The Tigger House Foundation, Working Toward Addiction Recovery, One Individual at a Time
By Dr. Stephanie Reynolds, MD Tigger House Foundation, Chair to Physician’s Council. Dr. Reynolds currently works at Riverview Medical Center an ER physician. She is the former Chair of the Riverview Medical Center ER.
The Tigger House Foundation is a non-profit organization dedicated to achieving a positive impact by reducing the death rate of overdoses caused by heroin and opiate addiction. Working to create a visible presence in our community, the Tigger House was founded in 2013 after the Stavola Family lost their son Ricky “Tigger” Stavola to a heroin overdose at age 25. Since its inception, they have been working to eliminate the negative stigma associated with the disease of addiction and addiction recovery.

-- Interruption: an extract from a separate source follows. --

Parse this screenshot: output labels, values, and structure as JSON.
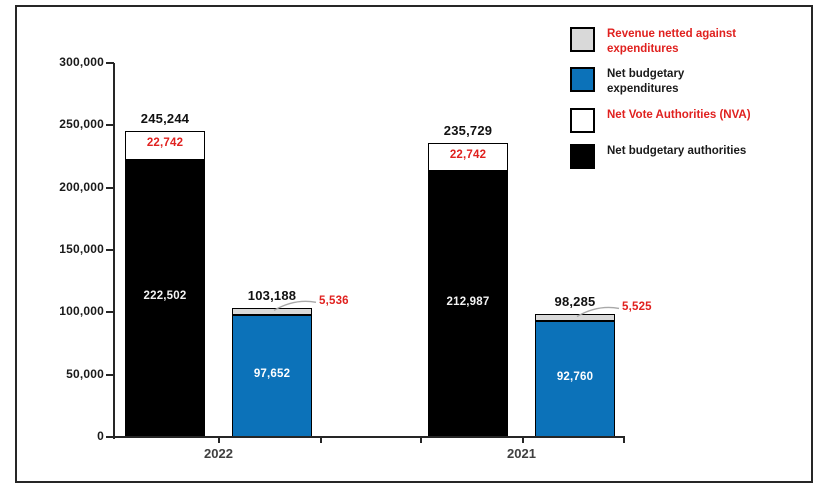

Tigger House Foundation is taking a stand against the opioid and heroin epidemic and is striving to defeat this illness that is destroying lives in Monmouth County and throughout New Jersey. The mission of our foundation is based on four cornerstone values: treatment, education, outreach, and hope. The Stavolas’ commitment and dedication to addiction recovery is also evident by the launch of their program TARP (Tigger Addiction Recovery Program) started in 2017 in partnership with Monmouth Medical Center. The program aims to prevent another family from having to endure the pain and helplessness, as they did, of a family in crisis. A proven life-saving resource for addicts, the program assists those who are seeking treatment and working to combat the ugly disease of addiction. Following a first-year success rate of 96%, the State of New Jersey took over the program and expanded it to 11 other recovery-support facilities in hospitals statewide. The TARP program is designed to begin in the emergency room, where time is crucial, with a patient navigator consulting with the addicted; and then working with the patient to connect them with a recovery program best suited to their individual needs.
The Stavola family is very active in the community and has decided to honor their son by becoming directly involved in the fight against the drug epidemic attacking our youth. Subsequently, this year The Tigger House Foundation formed a student alliance program within five local high schools.
The mission of The Student Alliance program is to involve age appropriate peers to educate students about the disease of addiction and the consequences that addiction can have. The difficult discussions about the long term effects on one’s physical and mental health, family, relationships, and other areas of functioning are much better received when they come from a friend, classmate or teammate. The student peers also teach others how and why substances are abused and how to avoid this disease. The program has been implemented in five area high schools including Red Bank Catholic, Christian Brothers Academy, Middletown South, Trinity Hall, and Rumson Fair Haven. A law enforcement leader, Chief William Lucia, provides guidance to the student peers to educate and train them and their parents on the opioid and heroin epidemic. The goal is to expand this program throughout high schools across the state of New Jersey.
In 2017 we saw over 70,000 overdose deaths in the United States, and this was an improvement over the previous year. “Heroin-involved overdose death rates declined among many groups in 2017. The largest declines occurred among persons aged 15-24 years with a 15% drop.”(Morbidity and Mortality Weekly /January 2019/67(5152); 1419-1427) This decrease represents a great step in the right direction, but the battle is far from over. Physicians are confronted daily with patients experiencing pain management issues and need to be aware of the highly addictive nature of opioid painkillers. The community of healthcare providers needs to look for other ways to help patients manage their pain. They need to be aware of the family dynamics in each situation, and the individual patient’s risk factors associated with potential addiction. As the Chairman of the Physician Council for the Tigger House Foundation, I believe that the negative stigma surrounding the nationwide drug addiction problem needs to be removed in order for recovery statistics to improve. Only then will it be possible to provide our children with the necessary help to recover and find joy in their lives again. Through their initiatives, Tigger House is working toward that goal with addiction recovery programs, educational programs, outreach, and hope.